Employment Law Cases

Detriment and employer's rebuttal of employee's whistleblowing allegations

Jesudason v Alder Hey Children’s NHS Foundation Trust

An employer, seeking to defend its reputation, subjected an employee to an unlawful detriment in the manner in which it publicly denied his whistleblowing allegations but he failed to show that the employer’s actions were on the grounds that he had made a protected disclosure.

A worker has the right not to be subjected to any detriment by any act, or deliberate failure to act, by his or her employer on the ground that the worker has made a protected disclosure (s. 47B of the Employment Rights Act 1996).

Background

Mr Jesudason, a consultant surgeon, made various allegations against the trust which employed him. They centred on failings in how his department was run. After his resignation, he continued to allege malpractice by the trust via various publications and by contacting the Public Accounts Committee of the House of Commons. Some, but not all, of his allegations were upheld by an independent report. The trust responded to his allegations by writing to internal and external third parties stating that all Mr Jesudason’s allegations had been thoroughly investigated and found to be false. He lodged a tribunal complaint under s. 47B stating that the trust’s correspondence amounted to a detriment because it had incorrectly stated that all his allegations were false. The tribunal, upheld by the EAT, held that the trust’s correspondence did not constitute a detriment – it was merely the trust seeking to refute Mr Jesudason’s allegations. He appealed.

Court of Appeal decision

The Court of Appeal reversed the tribunal finding that there was no detriment but went on to dismiss the appeal because the detriment was not done on the ground of Mr Jesudason’s protected disclosures – rather the trust’s motivation was to minimise damage from the unprotected disclosures Mr Jesudason had made to the media.

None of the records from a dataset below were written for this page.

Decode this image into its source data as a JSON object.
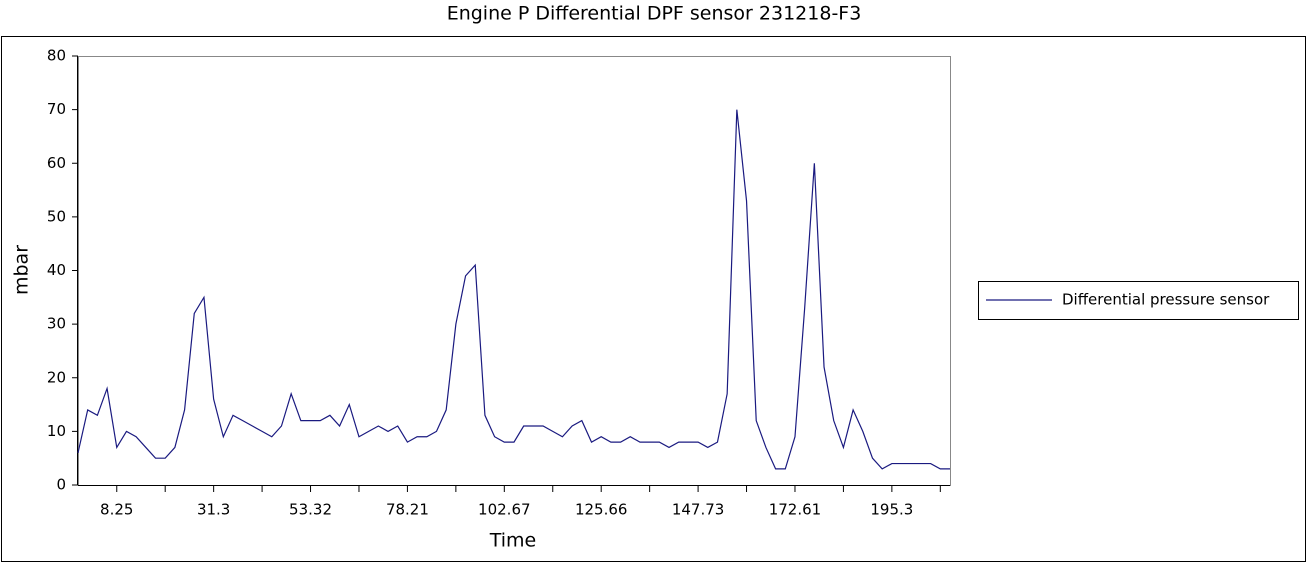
{
  "chart_data": {
    "type": "line",
    "title": "Engine P Differential DPF sensor 231218-F3",
    "x_label": "Time",
    "y_label": "mbar",
    "categories": [
      null,
      null,
      null,
      null,
      "8.25",
      null,
      null,
      null,
      null,
      null,
      null,
      null,
      null,
      null,
      "31.3",
      null,
      null,
      null,
      null,
      null,
      null,
      null,
      null,
      null,
      "53.32",
      null,
      null,
      null,
      null,
      null,
      null,
      null,
      null,
      null,
      "78.21",
      null,
      null,
      null,
      null,
      null,
      null,
      null,
      null,
      null,
      "102.67",
      null,
      null,
      null,
      null,
      null,
      null,
      null,
      null,
      null,
      "125.66",
      null,
      null,
      null,
      null,
      null,
      null,
      null,
      null,
      null,
      "147.73",
      null,
      null,
      null,
      null,
      null,
      null,
      null,
      null,
      null,
      "172.61",
      null,
      null,
      null,
      null,
      null,
      null,
      null,
      null,
      null,
      "195.3",
      null,
      null,
      null,
      null,
      null,
      null
    ],
    "series": [
      {
        "name": "Differential pressure sensor",
        "color": "#1a1a80",
        "values": [
          6,
          14,
          13,
          18,
          7,
          10,
          9,
          7,
          5,
          5,
          7,
          14,
          32,
          35,
          16,
          9,
          13,
          12,
          11,
          10,
          9,
          11,
          17,
          12,
          12,
          12,
          13,
          11,
          15,
          9,
          10,
          11,
          10,
          11,
          8,
          9,
          9,
          10,
          14,
          30,
          39,
          41,
          13,
          9,
          8,
          8,
          11,
          11,
          11,
          10,
          9,
          11,
          12,
          8,
          9,
          8,
          8,
          9,
          8,
          8,
          8,
          7,
          8,
          8,
          8,
          7,
          8,
          17,
          70,
          53,
          12,
          7,
          3,
          3,
          9,
          33,
          60,
          22,
          12,
          7,
          14,
          10,
          5,
          3,
          4,
          4,
          4,
          4,
          4,
          3,
          3
        ]
      }
    ],
    "ylim": [
      0,
      80
    ],
    "yticks": [
      0,
      10,
      20,
      30,
      40,
      50,
      60,
      70,
      80
    ],
    "grid": false,
    "legend": "right"
  }
}
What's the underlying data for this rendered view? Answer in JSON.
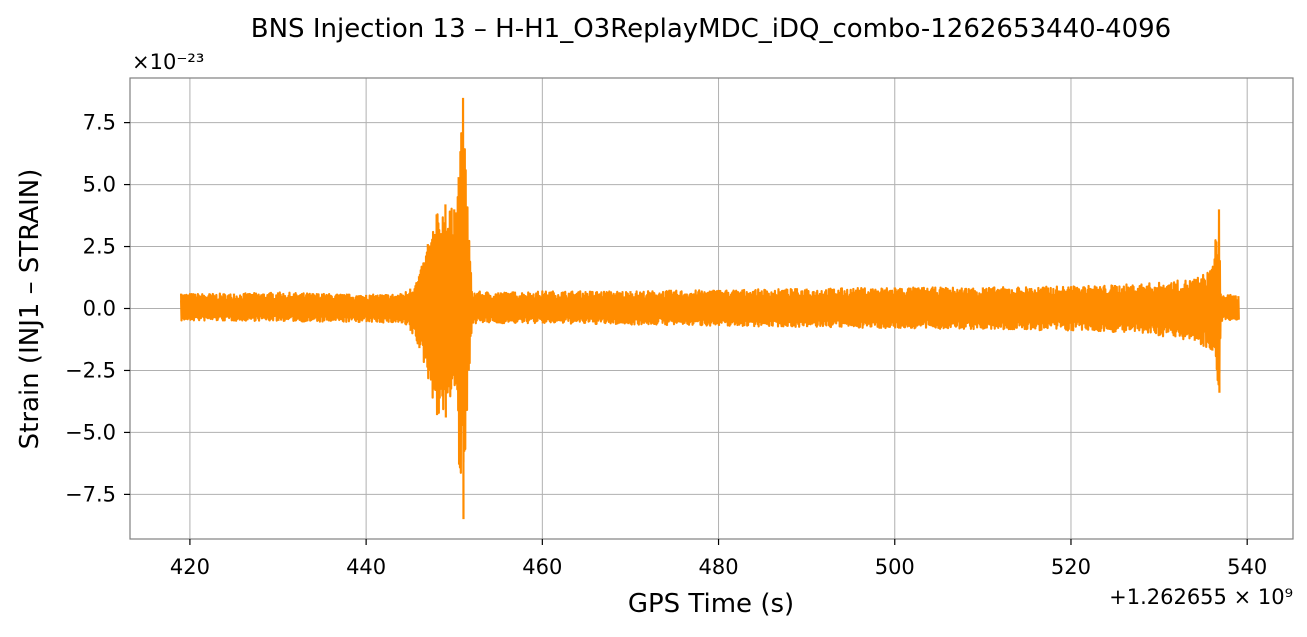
{
  "chart_data": {
    "type": "line",
    "title": "BNS Injection 13 – H-H1_O3ReplayMDC_iDQ_combo-1262653440-4096",
    "xlabel": "GPS Time (s)",
    "ylabel": "Strain (INJ1 – STRAIN)",
    "x_offset_label": "+1.262655 × 10⁹",
    "y_scale_label": "×10⁻²³",
    "xlim": [
      413.2,
      545.2
    ],
    "ylim": [
      -9.3,
      9.3
    ],
    "x_ticks": [
      420,
      440,
      460,
      480,
      500,
      520,
      540
    ],
    "x_tick_labels": [
      "420",
      "440",
      "460",
      "480",
      "500",
      "520",
      "540"
    ],
    "y_ticks": [
      7.5,
      5.0,
      2.5,
      0.0,
      -2.5,
      -5.0,
      -7.5
    ],
    "y_tick_labels": [
      "7.5",
      "5.0",
      "2.5",
      "0.0",
      "−2.5",
      "−5.0",
      "−7.5"
    ],
    "grid": true,
    "series": [
      {
        "color": "#ff8c00",
        "x_range": [
          419,
          539
        ],
        "envelope_x": [
          419,
          425,
          430,
          435,
          440,
          444,
          445,
          446,
          447,
          448,
          449,
          450,
          450.5,
          451,
          452,
          455,
          460,
          470,
          480,
          490,
          500,
          510,
          520,
          525,
          530,
          534,
          536,
          536.8,
          537,
          538,
          539
        ],
        "envelope_max": [
          0.6,
          0.6,
          0.65,
          0.6,
          0.55,
          0.6,
          0.8,
          1.3,
          2.6,
          3.8,
          4.2,
          4.0,
          5.3,
          8.5,
          0.7,
          0.65,
          0.7,
          0.7,
          0.75,
          0.8,
          0.85,
          0.85,
          0.9,
          0.95,
          1.05,
          1.2,
          1.6,
          4.0,
          0.6,
          0.55,
          0.5
        ],
        "envelope_min": [
          -0.5,
          -0.5,
          -0.5,
          -0.55,
          -0.55,
          -0.6,
          -0.9,
          -1.6,
          -2.8,
          -4.3,
          -4.4,
          -3.0,
          -6.3,
          -8.5,
          -0.6,
          -0.6,
          -0.6,
          -0.65,
          -0.7,
          -0.75,
          -0.8,
          -0.85,
          -0.9,
          -0.95,
          -1.1,
          -1.3,
          -1.7,
          -3.4,
          -0.5,
          -0.5,
          -0.45
        ]
      }
    ]
  }
}
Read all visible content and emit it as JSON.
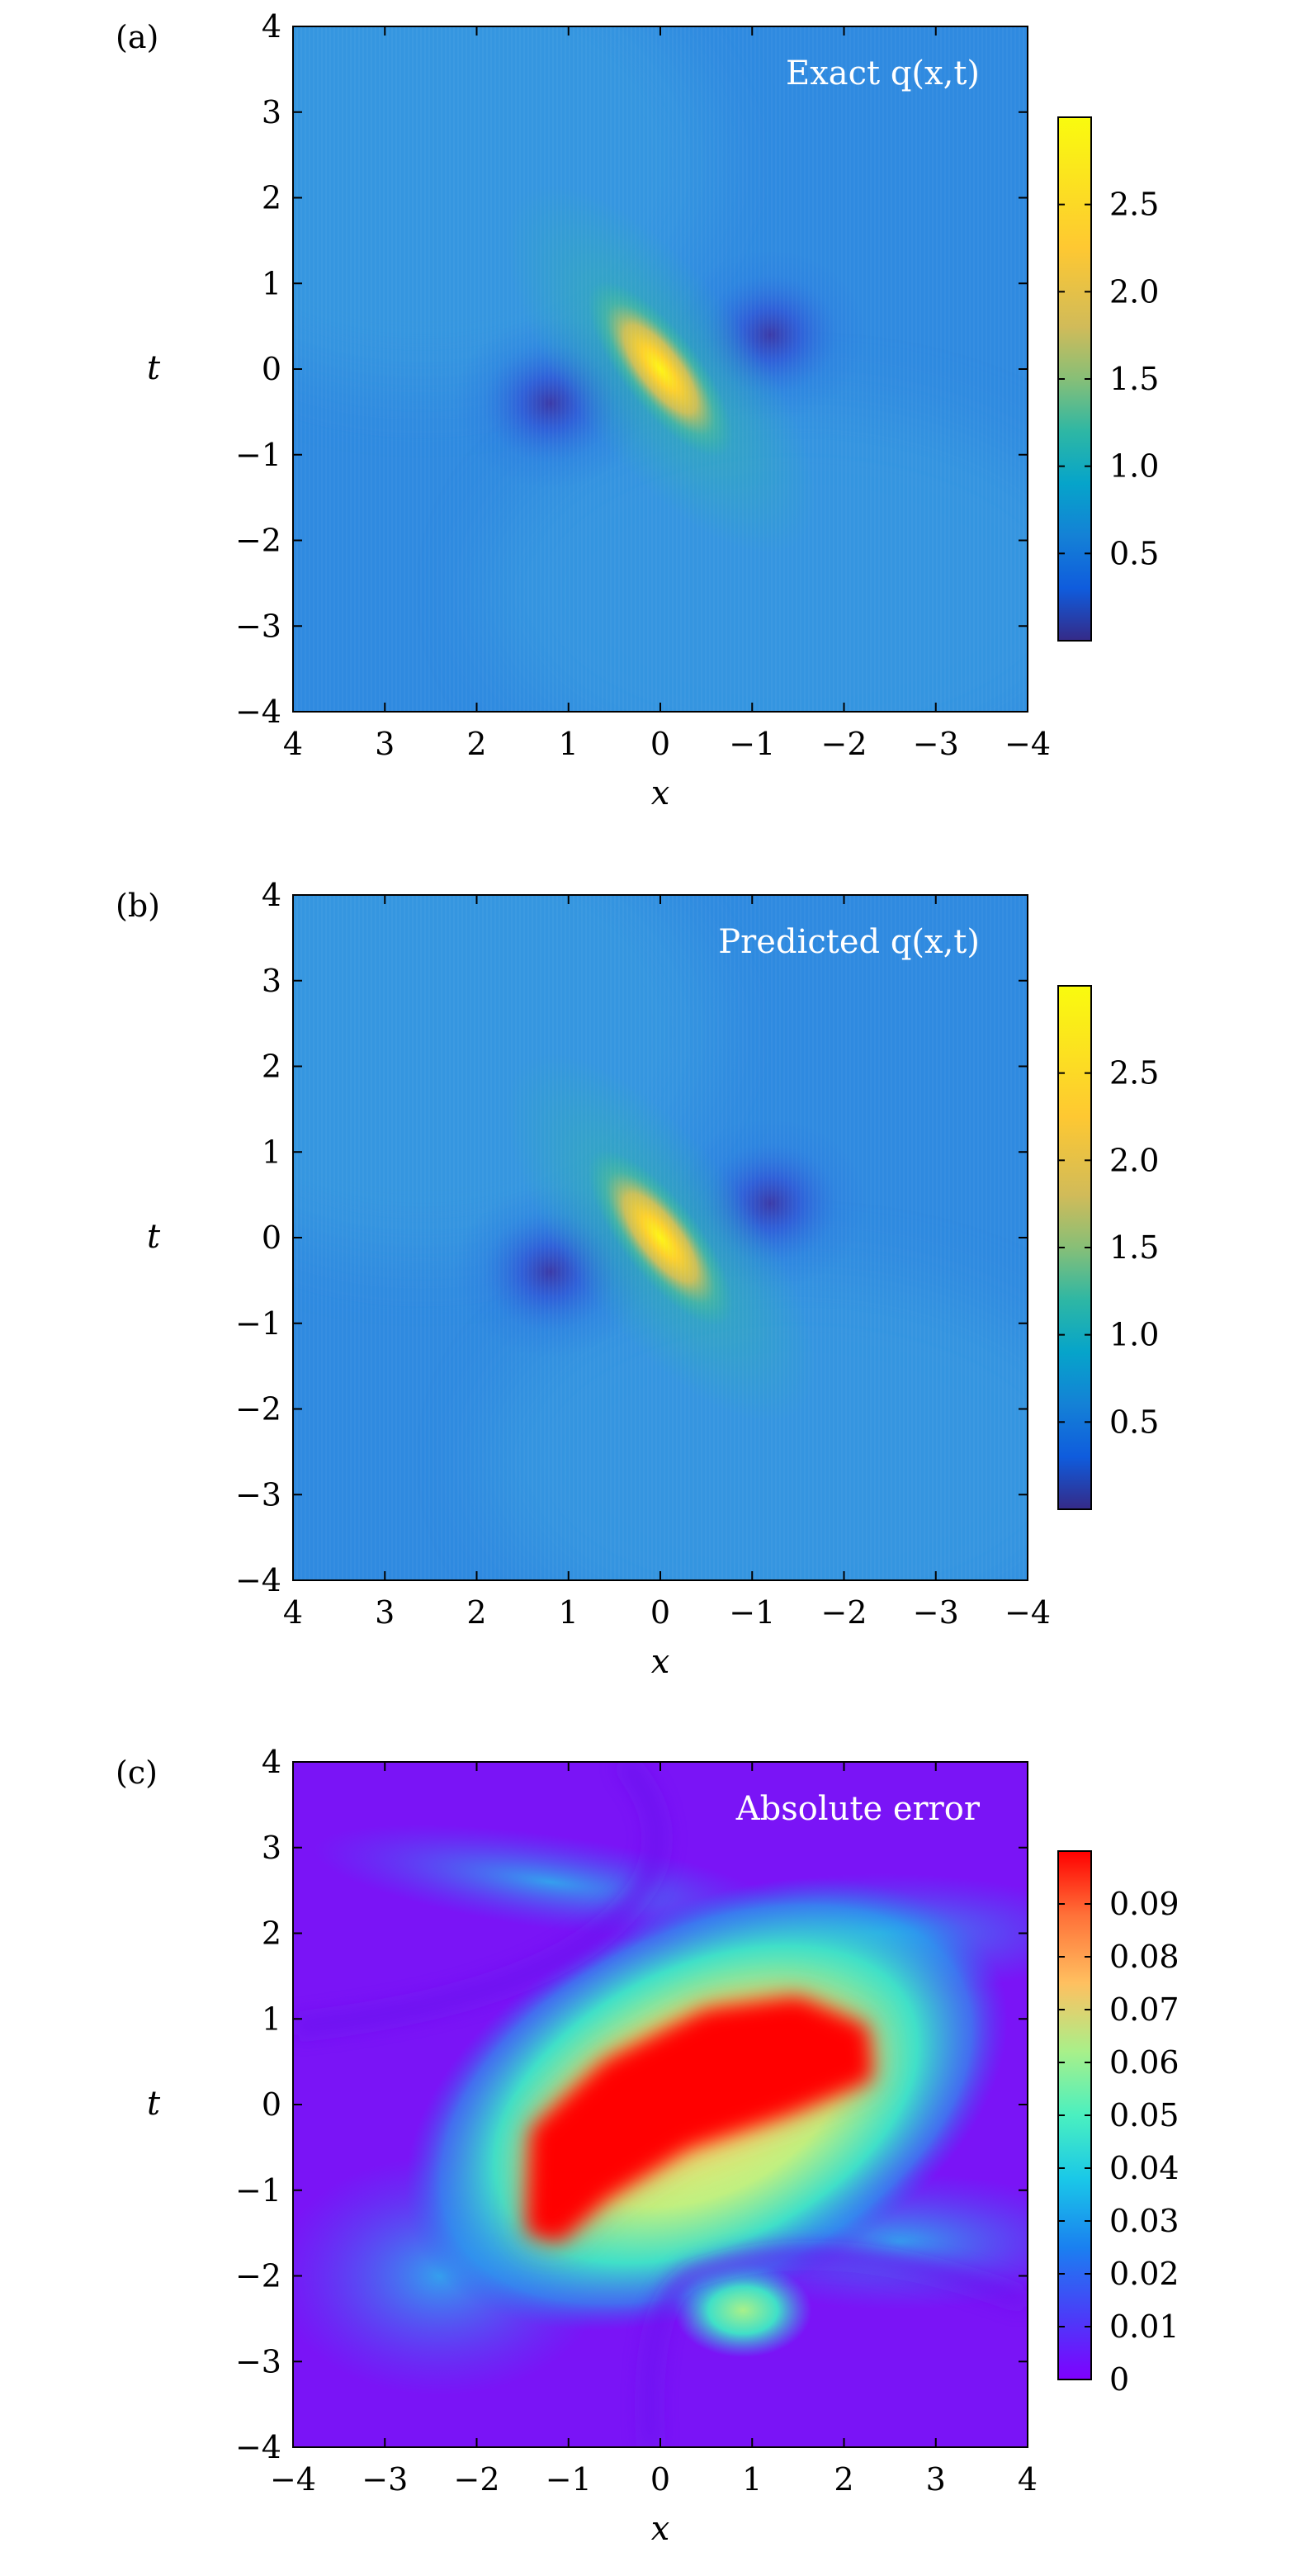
{
  "chart_data": [
    {
      "type": "heatmap",
      "panel_label": "(a)",
      "title": "Exact q(x,t)",
      "xlabel": "x",
      "ylabel": "t",
      "xlim": [
        4,
        -4
      ],
      "ylim": [
        -4,
        4
      ],
      "x_ticks": [
        "4",
        "3",
        "2",
        "1",
        "0",
        "−1",
        "−2",
        "−3",
        "−4"
      ],
      "y_ticks": [
        "−4",
        "−3",
        "−2",
        "−1",
        "0",
        "1",
        "2",
        "3",
        "4"
      ],
      "colormap": "parula",
      "colorbar": {
        "range": [
          0.0,
          3.0
        ],
        "ticks": [
          "0.5",
          "1.0",
          "1.5",
          "2.0",
          "2.5"
        ],
        "tick_values": [
          0.5,
          1.0,
          1.5,
          2.0,
          2.5
        ]
      },
      "grid": false,
      "features": [
        {
          "kind": "peak",
          "x": 0.0,
          "t": 0.0,
          "value": 2.95
        },
        {
          "kind": "trough",
          "x": 1.2,
          "t": -0.4,
          "value": 0.1
        },
        {
          "kind": "trough",
          "x": -1.2,
          "t": 0.4,
          "value": 0.1
        }
      ],
      "background_value": 1.0
    },
    {
      "type": "heatmap",
      "panel_label": "(b)",
      "title": "Predicted q(x,t)",
      "xlabel": "x",
      "ylabel": "t",
      "xlim": [
        4,
        -4
      ],
      "ylim": [
        -4,
        4
      ],
      "x_ticks": [
        "4",
        "3",
        "2",
        "1",
        "0",
        "−1",
        "−2",
        "−3",
        "−4"
      ],
      "y_ticks": [
        "−4",
        "−3",
        "−2",
        "−1",
        "0",
        "1",
        "2",
        "3",
        "4"
      ],
      "colormap": "parula",
      "colorbar": {
        "range": [
          0.0,
          3.0
        ],
        "ticks": [
          "0.5",
          "1.0",
          "1.5",
          "2.0",
          "2.5"
        ],
        "tick_values": [
          0.5,
          1.0,
          1.5,
          2.0,
          2.5
        ]
      },
      "grid": false,
      "features": [
        {
          "kind": "peak",
          "x": 0.0,
          "t": 0.0,
          "value": 2.95
        },
        {
          "kind": "trough",
          "x": 1.2,
          "t": -0.4,
          "value": 0.1
        },
        {
          "kind": "trough",
          "x": -1.2,
          "t": 0.4,
          "value": 0.1
        }
      ],
      "background_value": 1.0
    },
    {
      "type": "heatmap",
      "panel_label": "(c)",
      "title": "Absolute error",
      "xlabel": "x",
      "ylabel": "t",
      "xlim": [
        -4,
        4
      ],
      "ylim": [
        -4,
        4
      ],
      "x_ticks": [
        "−4",
        "−3",
        "−2",
        "−1",
        "0",
        "1",
        "2",
        "3",
        "4"
      ],
      "y_ticks": [
        "−4",
        "−3",
        "−2",
        "−1",
        "0",
        "1",
        "2",
        "3",
        "4"
      ],
      "colormap": "rainbow",
      "colorbar": {
        "range": [
          0.0,
          0.1
        ],
        "ticks": [
          "0",
          "0.01",
          "0.02",
          "0.03",
          "0.04",
          "0.05",
          "0.06",
          "0.07",
          "0.08",
          "0.09"
        ],
        "tick_values": [
          0,
          0.01,
          0.02,
          0.03,
          0.04,
          0.05,
          0.06,
          0.07,
          0.08,
          0.09
        ]
      },
      "grid": false,
      "features": [
        {
          "kind": "max_region",
          "x": 0.5,
          "t": 0.0,
          "value": 0.1
        },
        {
          "kind": "local_max",
          "x": 0.9,
          "t": -2.4,
          "value": 0.055
        }
      ],
      "background_value": 0.005
    }
  ]
}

Rejecting the trust’s argument that an attempt to defend itself in public could not amount to a detriment, the Court of Appeal held that while it was entitled to respond robustly to Mr Jesudason’s communications, it had failed to fairly or accurately reveal that some of his complaints were justified. The inference from this was that Mr Jesudason had made specious and unsubstantiated allegations with possibly a suggestion of bad faith. Anyone could reasonably treat this as damaging their reputation and integrity. The Court of Appeal also held that the tribunal was incorrect to hold that because the trust’s purpose in describing the allegations was ‘to put the record straight’ it could not therefore be a detriment. A detrimental observation about a whistleblower doesn’t cease to be a detriment because of the employer’s purpose or motive. The trust therefore had subjected Mr Jesudason to a detriment, but their motive became relevant in relation to whether this was done on the grounds that Mr Jesudason made had a protected disclosure, which they had not.

Link to judgment: https://www.bailii.org/ew/cases/EWCA/Civ/2020/73.html

Comment

This is a useful reminder that the scope of ‘detriment’ is wide: it need not involve any physical or economic consequences. Also, the protection is from any detriment: there is no test of seriousness or severity. The employee merely needs to show that a reasonable employee would or might take the view that he or she had been disadvantaged in the circumstances in which they had to work.